# Topside SQ Mechanical Squonk Mod



## CTRiaan (3/11/19)

Product Specs:

Solid Silver Contact Points
Fine Shot Blasted & Anodised
Machined from Solid Billet Aluminium
Commercial Grade 3D Printed Internal Sled
Silicone Bottle 12.5ml Capacity x 2
Spring Loaded Constant Contact 510
Magnetic Doors (28 Magnets in total)
Serialised Body
Size 52.5mm x 91mm x 27mm

Reactions: Informative 2


----------



## Raindance (4/11/19)

That mod looks really uncomfortable. Everything seems the wrong way round. And those edges!

Regards

Reactions: Agree 4


----------



## CashKat88 (4/11/19)

Raindance said:


> That mod looks really uncomfortable. Everything seems the wrong way round. And those edges!
> 
> Regards


Yeah i see what you mean, it does look like its backwards but i think its meant to be trigger fired and thumb squonked, that way it would make sense

Reactions: Agree 2


----------



## CTRiaan (4/11/19)

CashKat88 said:


> Yeah i see what you mean, it does look like its backwards but i think its meant to be trigger fired and thumb squonked, that way it would make sense


Yes, it would have to be trigger and thumb, but the squonk window looks small for a same hand thumb press.


----------



## CashKat88 (4/11/19)

CTRiaan said:


> Yes, it would have to be trigger and thumb, but the squonk window looks small for a same hand thumb press.
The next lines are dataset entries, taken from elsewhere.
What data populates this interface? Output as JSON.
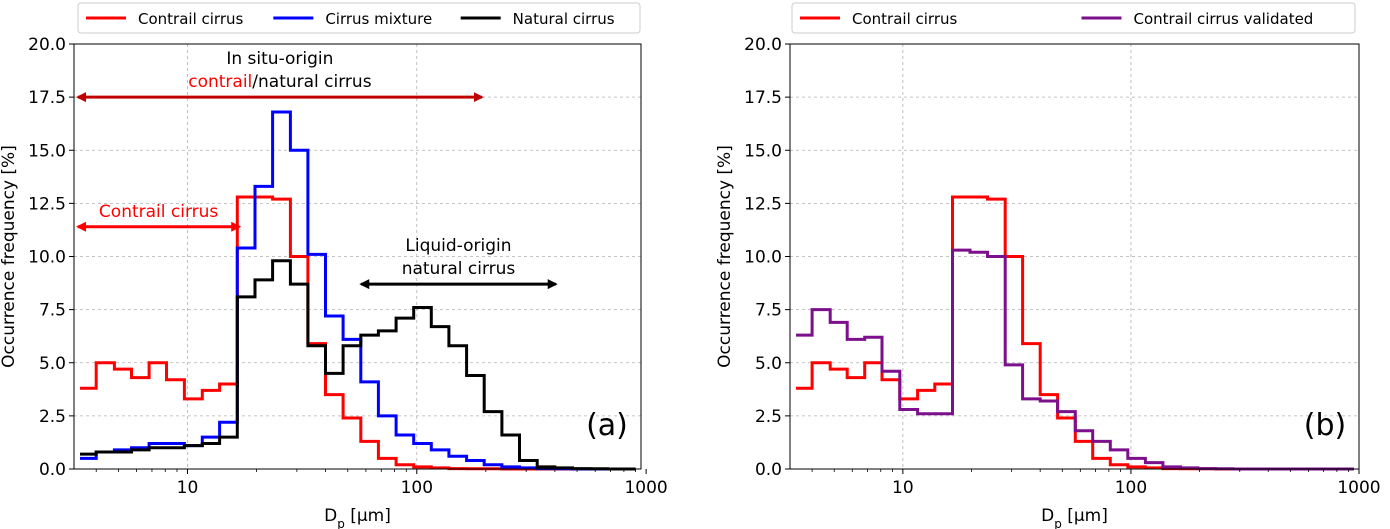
{
  "chart_data": [
    {
      "type": "line",
      "panel_label": "(a)",
      "xlabel_main": "D",
      "xlabel_sub": "p",
      "xlabel_unit": " [µm]",
      "ylabel": "Occurrence frequency [%]",
      "xscale": "log",
      "xlim": [
        3.2,
        950
      ],
      "ylim": [
        0,
        20
      ],
      "xticks": [
        10,
        100,
        1000
      ],
      "xtick_labels": [
        "10",
        "100",
        "1000"
      ],
      "yticks": [
        0,
        2.5,
        5,
        7.5,
        10,
        12.5,
        15,
        17.5,
        20
      ],
      "ytick_labels": [
        "0.0",
        "2.5",
        "5.0",
        "7.5",
        "10.0",
        "12.5",
        "15.0",
        "17.5",
        "20.0"
      ],
      "grid": true,
      "legend_placement": "top",
      "bin_edges": [
        3.4,
        4.0,
        4.8,
        5.7,
        6.8,
        8.1,
        9.7,
        11.6,
        13.8,
        16.5,
        19.7,
        23.5,
        28.1,
        33.5,
        40.0,
        47.7,
        57.0,
        68.0,
        81.2,
        96.9,
        115.7,
        138.1,
        164.9,
        196.8,
        235.0,
        280.5,
        334.9,
        399.8,
        477.3,
        569.8,
        680.3,
        812.1,
        900
      ],
      "series": [
        {
          "name": "Contrail cirrus",
          "color": "#ff0000",
          "values": [
            3.8,
            5.0,
            4.7,
            4.3,
            5.0,
            4.2,
            3.3,
            3.7,
            4.0,
            12.8,
            12.8,
            12.7,
            10.0,
            5.9,
            3.5,
            2.4,
            1.3,
            0.5,
            0.2,
            0.1,
            0.05,
            0.02,
            0.01,
            0.01,
            0,
            0,
            0,
            0,
            0,
            0,
            0,
            0
          ]
        },
        {
          "name": "Cirrus mixture",
          "color": "#0000ff",
          "values": [
            0.5,
            0.8,
            0.9,
            1.0,
            1.2,
            1.2,
            1.1,
            1.5,
            2.2,
            10.4,
            13.3,
            16.8,
            15.0,
            10.1,
            7.2,
            6.1,
            4.1,
            2.5,
            1.6,
            1.2,
            0.9,
            0.6,
            0.4,
            0.2,
            0.1,
            0.05,
            0.02,
            0.01,
            0,
            0,
            0,
            0
          ]
        },
        {
          "name": "Natural cirrus",
          "color": "#000000",
          "values": [
            0.7,
            0.8,
            0.8,
            0.9,
            1.0,
            1.0,
            1.1,
            1.2,
            1.5,
            8.1,
            8.9,
            9.8,
            8.7,
            5.8,
            4.5,
            5.8,
            6.3,
            6.5,
            7.1,
            7.6,
            6.7,
            5.8,
            4.4,
            2.7,
            1.6,
            0.4,
            0.1,
            0.05,
            0.02,
            0.01,
            0,
            0
          ]
        }
      ],
      "annotations": [
        {
          "lines": [
            "In situ-origin",
            "contrail/natural cirrus"
          ],
          "highlight_word": "contrail",
          "highlight_color": "#ff0000",
          "arrow_x": [
            3.2,
            200
          ],
          "arrow_y": 17.5,
          "arrow_color": "#c00000"
        },
        {
          "lines": [
            "Contrail cirrus"
          ],
          "color": "#ff0000",
          "arrow_x": [
            3.2,
            17.5
          ],
          "arrow_y": 11.4,
          "arrow_color": "#ff0000"
        },
        {
          "lines": [
            "Liquid-origin",
            "natural cirrus"
          ],
          "color": "#000000",
          "arrow_x": [
            55,
            420
          ],
          "arrow_y": 8.7,
          "arrow_color": "#000000"
        }
      ]
    },
    {
      "type": "line",
      "panel_label": "(b)",
      "xlabel_main": "D",
      "xlabel_sub": "p",
      "xlabel_unit": " [µm]",
      "ylabel": "Occurrence frequency [%]",
      "xscale": "log",
      "xlim": [
        3.2,
        1000
      ],
      "ylim": [
        0,
        20
      ],
      "xticks": [
        10,
        100,
        1000
      ],
      "xtick_labels": [
        "10",
        "100",
        "1000"
      ],
      "yticks": [
        0,
        2.5,
        5,
        7.5,
        10,
        12.5,
        15,
        17.5,
        20
      ],
      "ytick_labels": [
        "0.0",
        "2.5",
        "5.0",
        "7.5",
        "10.0",
        "12.5",
        "15.0",
        "17.5",
        "20.0"
      ],
      "grid": true,
      "legend_placement": "top",
      "bin_edges": [
        3.4,
        4.0,
        4.8,
        5.7,
        6.8,
        8.1,
        9.7,
        11.6,
        13.8,
        16.5,
        19.7,
        23.5,
        28.1,
        33.5,
        40.0,
        47.7,
        57.0,
        68.0,
        81.2,
        96.9,
        115.7,
        138.1,
        164.9,
        196.8,
        235.0,
        280.5,
        334.9,
        399.8,
        477.3,
        569.8,
        680.3,
        812.1,
        950
      ],
      "series": [
        {
          "name": "Contrail cirrus",
          "color": "#ff0000",
          "values": [
            3.8,
            5.0,
            4.7,
            4.3,
            5.0,
            4.2,
            3.3,
            3.7,
            4.0,
            12.8,
            12.8,
            12.7,
            10.0,
            5.9,
            3.5,
            2.4,
            1.3,
            0.5,
            0.2,
            0.1,
            0.05,
            0.02,
            0.01,
            0.01,
            0,
            0,
            0,
            0,
            0,
            0,
            0,
            0
          ]
        },
        {
          "name": "Contrail cirrus validated",
          "color": "#7b0f8c",
          "values": [
            6.3,
            7.5,
            6.9,
            6.1,
            6.2,
            4.6,
            2.8,
            2.6,
            2.6,
            10.3,
            10.2,
            10.0,
            4.9,
            3.3,
            3.2,
            2.7,
            1.8,
            1.3,
            0.9,
            0.5,
            0.3,
            0.1,
            0.05,
            0.02,
            0.01,
            0,
            0,
            0,
            0,
            0,
            0,
            0
          ]
        }
      ]
    }
  ]
}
Yeah it looks that way but it should be fine, if you look at the pic with all the colors, it seems to have 2 different slots for the squonk window, 1 taller and one shorter

Reactions: Like 1 | Thanks 1


----------



## Tai (4/11/19)

21700?


----------



## Adephi (4/11/19)

Tai said:


> 21700?



Yep.


----------



## vicTor (4/11/19)

is that silver contacts I see ?

Reactions: Like 1


----------



## vicTor (4/11/19)

ok, sorry, I see it is silver

Reactions: Like 1


----------



## Mr. B (4/11/19)

The fact that they've used the original Topside logo tells me they must have done this in some form or fashion in collaboration with Brian from TVC. So instead of copying and implementing someone else's idea they've reached out to him and are giving him credit. 

I must admit that is rather commendable especially in the vape industry - normally when someone comes up with something other companies just copy it and give no credit to the creator.

Reactions: Agree 1


----------



## CTRiaan (4/11/19)

Mr. B said:


> The fact that they've used the original Topside logo tells me they must have done this in some form or fashion in collaboration with Brian from TVC. So instead of copying and implementing someone else's idea they've reached out to him and are giving him credit.
> 
> I must admit that is rather commendable especially in the vape industry - normally when someone comes up with something other companies just copy it and give no credit to the creator.


Dovpo X Signature Mods X TVC


----------



## CTRiaan (4/11/19)

From the signaturetips site:

"
Hello,

This is Shaikh and Brian and we are the creators of the TOPSIDE SQ. We want to personally thank you for your interest. We believe that a reasonably priced, high quality and convenient mechanical squonk mod is very important and the TOPSIDE SQ reflects that in its exceptional quality and simple to use design. If you have any questions or would like to learn more about the TOPSIDE SQ, please visit The Vapor Chronicles’s YouTube channel and The DOVPO Global Community Facebook Group. We hope you find as much enjoyment using the TOPSIDE SQ as we have found creating it.

Shaikh & Brian"

Reactions: Like 2


----------



## zadiac (5/11/19)

That is one ugly mod. Would only use it at home where no one can see me.

Reactions: Funny 2


----------